Talbott entered government service after 21 years with TIME magazine. As a reporter, he covered Eastern Europe, the State Department and the White House.

He was TIME’s diplomatic correspondent from 1977-1984, Washington bureau chief from 1984-89 and editor-at-large and foreign affairs columnist from 1989-1992.

Talbott twice won the Edward Weintal Prize for distinguished reporting on foreign affairs and diplomacy.
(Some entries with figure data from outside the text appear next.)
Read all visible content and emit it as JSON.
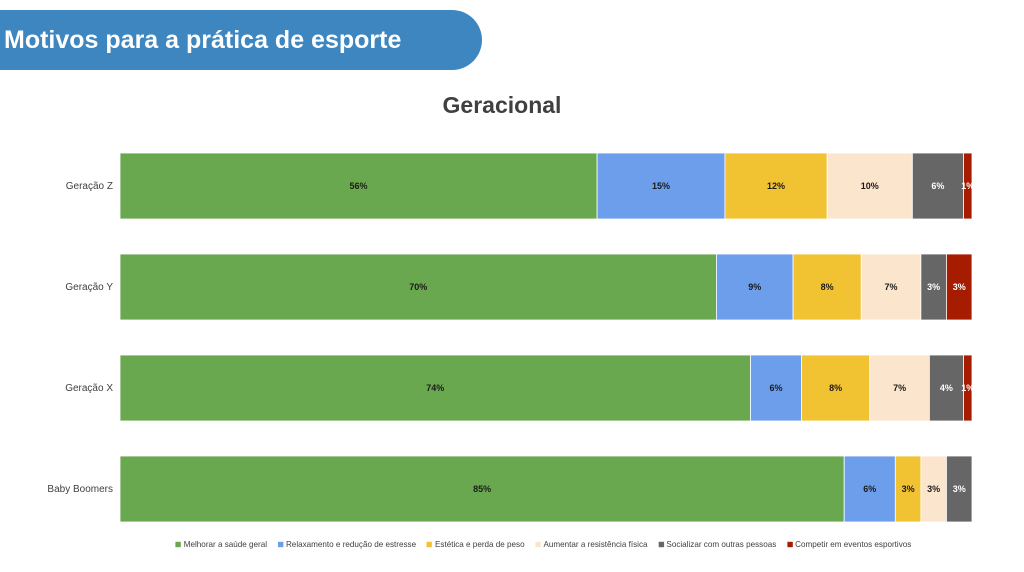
{
  "header": {
    "title": "Motivos para a prática de esporte"
  },
  "chart_data": {
    "type": "bar",
    "orientation": "horizontal",
    "stacked": true,
    "title": "Geracional",
    "categories": [
      "Geração Z",
      "Geração Y",
      "Geração X",
      "Baby Boomers"
    ],
    "series": [
      {
        "name": "Melhorar a saúde geral",
        "color": "#6aa84f",
        "values": [
          56,
          70,
          74,
          85
        ],
        "labels": [
          "56%",
          "70%",
          "74%",
          "85%"
        ],
        "label_color": "#1a1a1a"
      },
      {
        "name": "Relaxamento e redução de estresse",
        "color": "#6d9eeb",
        "values": [
          15,
          9,
          6,
          6
        ],
        "labels": [
          "15%",
          "9%",
          "6%",
          "6%"
        ],
        "label_color": "#1a1a1a"
      },
      {
        "name": "Estética e perda de peso",
        "color": "#f1c232",
        "values": [
          12,
          8,
          8,
          3
        ],
        "labels": [
          "12%",
          "8%",
          "8%",
          "3%"
        ],
        "label_color": "#1a1a1a"
      },
      {
        "name": "Aumentar a resistência física",
        "color": "#fce5cd",
        "values": [
          10,
          7,
          7,
          3
        ],
        "labels": [
          "10%",
          "7%",
          "7%",
          "3%"
        ],
        "label_color": "#1a1a1a"
      },
      {
        "name": "Socializar com outras pessoas",
        "color": "#666666",
        "values": [
          6,
          3,
          4,
          3
        ],
        "labels": [
          "6%",
          "3%",
          "4%",
          "3%"
        ],
        "label_color": "#ffffff"
      },
      {
        "name": "Competir em eventos esportivos",
        "color": "#a61c00",
        "values": [
          1,
          3,
          1,
          0
        ],
        "labels": [
          "1%",
          "3%",
          "1%",
          ""
        ],
        "label_color": "#ffffff"
      }
    ],
    "xlim": [
      0,
      100
    ],
    "legend_position": "bottom",
    "grid": false
  }
}
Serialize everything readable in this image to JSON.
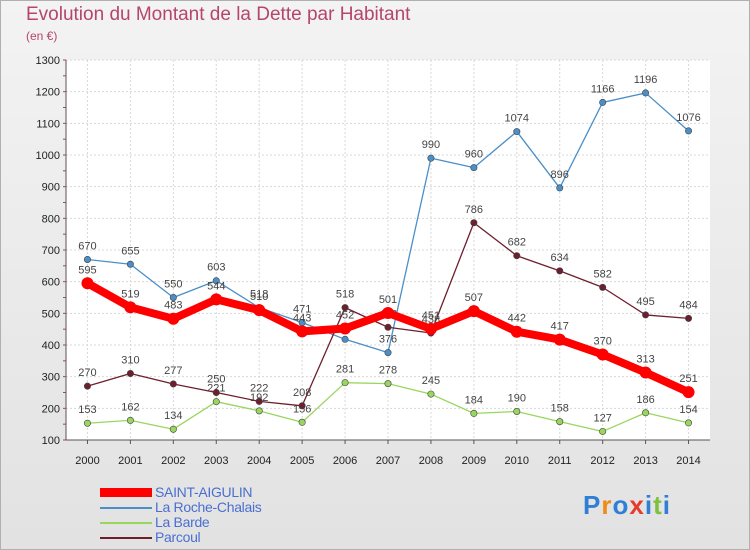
{
  "chart_data": {
    "type": "line",
    "title": "Evolution du Montant de la Dette par Habitant",
    "subtitle": "(en €)",
    "x": [
      "2000",
      "2001",
      "2002",
      "2003",
      "2004",
      "2005",
      "2006",
      "2007",
      "2008",
      "2009",
      "2010",
      "2011",
      "2012",
      "2013",
      "2014"
    ],
    "yticks": [
      "100",
      "200",
      "300",
      "400",
      "500",
      "600",
      "700",
      "800",
      "900",
      "1000",
      "1100",
      "1200",
      "1300"
    ],
    "ylim": [
      100,
      1300
    ],
    "grid": true,
    "legend_position": "bottom-left",
    "series": [
      {
        "name": "La Roche-Chalais",
        "color": "#4a8fc8",
        "values": [
          670,
          655,
          550,
          603,
          518,
          471,
          418,
          376,
          990,
          960,
          1074,
          896,
          1166,
          1196,
          1076
        ],
        "labels": [
          "670",
          "655",
          "550",
          "603",
          "518",
          "471",
          "",
          "376",
          "990",
          "960",
          "1074",
          "896",
          "1166",
          "1196",
          "1076"
        ]
      },
      {
        "name": "La Barde",
        "color": "#99d65e",
        "values": [
          153,
          162,
          134,
          221,
          192,
          156,
          281,
          278,
          245,
          184,
          190,
          158,
          127,
          186,
          154
        ],
        "labels": [
          "153",
          "162",
          "134",
          "221",
          "192",
          "156",
          "281",
          "278",
          "245",
          "184",
          "190",
          "158",
          "127",
          "186",
          "154"
        ]
      },
      {
        "name": "Parcoul",
        "color": "#6e1f2e",
        "values": [
          270,
          310,
          277,
          250,
          222,
          208,
          518,
          456,
          438,
          786,
          682,
          634,
          582,
          495,
          484
        ],
        "labels": [
          "270",
          "310",
          "277",
          "250",
          "222",
          "208",
          "518",
          "456",
          "438",
          "786",
          "682",
          "634",
          "582",
          "495",
          "484"
        ]
      },
      {
        "name": "SAINT-AIGULIN",
        "color": "#ff0000",
        "values": [
          595,
          519,
          483,
          544,
          510,
          443,
          452,
          501,
          451,
          507,
          442,
          417,
          370,
          313,
          251
        ],
        "labels": [
          "595",
          "519",
          "483",
          "544",
          "510",
          "443",
          "452",
          "501",
          "451",
          "507",
          "442",
          "417",
          "370",
          "313",
          "251"
        ]
      }
    ],
    "legend": [
      {
        "name": "SAINT-AIGULIN",
        "color": "#ff0000",
        "thick": true
      },
      {
        "name": "La Roche-Chalais",
        "color": "#4a8fc8",
        "thick": false
      },
      {
        "name": "La Barde",
        "color": "#99d65e",
        "thick": false
      },
      {
        "name": "Parcoul",
        "color": "#6e1f2e",
        "thick": false
      }
    ]
  },
  "logo": {
    "text": "Proxiti"
  }
}
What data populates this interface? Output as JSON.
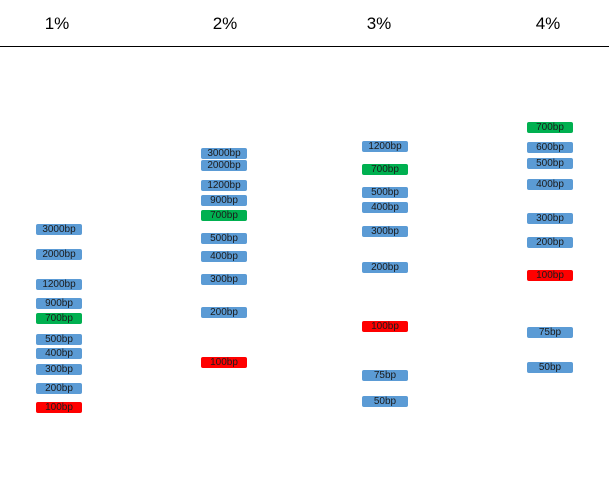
{
  "colors": {
    "ladder": "#5b9bd5",
    "reference_700": "#00b050",
    "reference_100": "#ff0000"
  },
  "lanes": [
    {
      "label": "1%",
      "bands": [
        {
          "label": "3000bp",
          "color": "ladder"
        },
        {
          "label": "2000bp",
          "color": "ladder"
        },
        {
          "label": "1200bp",
          "color": "ladder"
        },
        {
          "label": "900bp",
          "color": "ladder"
        },
        {
          "label": "700bp",
          "color": "reference_700"
        },
        {
          "label": "500bp",
          "color": "ladder"
        },
        {
          "label": "400bp",
          "color": "ladder"
        },
        {
          "label": "300bp",
          "color": "ladder"
        },
        {
          "label": "200bp",
          "color": "ladder"
        },
        {
          "label": "100bp",
          "color": "reference_100"
        }
      ]
    },
    {
      "label": "2%",
      "bands": [
        {
          "label": "3000bp",
          "color": "ladder"
        },
        {
          "label": "2000bp",
          "color": "ladder"
        },
        {
          "label": "1200bp",
          "color": "ladder"
        },
        {
          "label": "900bp",
          "color": "ladder"
        },
        {
          "label": "700bp",
          "color": "reference_700"
        },
        {
          "label": "500bp",
          "color": "ladder"
        },
        {
          "label": "400bp",
          "color": "ladder"
        },
        {
          "label": "300bp",
          "color": "ladder"
        },
        {
          "label": "200bp",
          "color": "ladder"
        },
        {
          "label": "100bp",
          "color": "reference_100"
        }
      ]
    },
    {
      "label": "3%",
      "bands": [
        {
          "label": "1200bp",
          "color": "ladder"
        },
        {
          "label": "700bp",
          "color": "reference_700"
        },
        {
          "label": "500bp",
          "color": "ladder"
        },
        {
          "label": "400bp",
          "color": "ladder"
        },
        {
          "label": "300bp",
          "color": "ladder"
        },
        {
          "label": "200bp",
          "color": "ladder"
        },
        {
          "label": "100bp",
          "color": "reference_100"
        },
        {
          "label": "75bp",
          "color": "ladder"
        },
        {
          "label": "50bp",
          "color": "ladder"
        }
      ]
    },
    {
      "label": "4%",
      "bands": [
        {
          "label": "700bp",
          "color": "reference_700"
        },
        {
          "label": "600bp",
          "color": "ladder"
        },
        {
          "label": "500bp",
          "color": "ladder"
        },
        {
          "label": "400bp",
          "color": "ladder"
        },
        {
          "label": "300bp",
          "color": "ladder"
        },
        {
          "label": "200bp",
          "color": "ladder"
        },
        {
          "label": "100bp",
          "color": "reference_100"
        },
        {
          "label": "75bp",
          "color": "ladder"
        },
        {
          "label": "50bp",
          "color": "ladder"
        }
      ]
    }
  ]
}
His contributions also were cited in three Overseas Press Club Awards to TIME.

Before becoming president in July 2002 of the Brookings Institution, a highly respected public policy research organization, Talbott served as founding director of the Yale Center for the Study of Globalization.

Prior to that, he had served in the State Department from 1993-2001, first as ambassador-at-large and special adviser to the secretary of state for the new independent states of the former Soviet Union, then as deputy secretary of state for seven years.

Talbott is the author of a number of books on diplomacy, U.S.-Soviet relations and U.S.-Soviet arms control. His most recent work, The Great Experiment: The Story of Ancient Empires, Modern States, and the Quest for a Global Nation, combines historical and political analysis with personal reflection on efforts to forge a peaceful community of nations.

In 2009, he was elected a fellow of the American Academy of Arts & Sciences.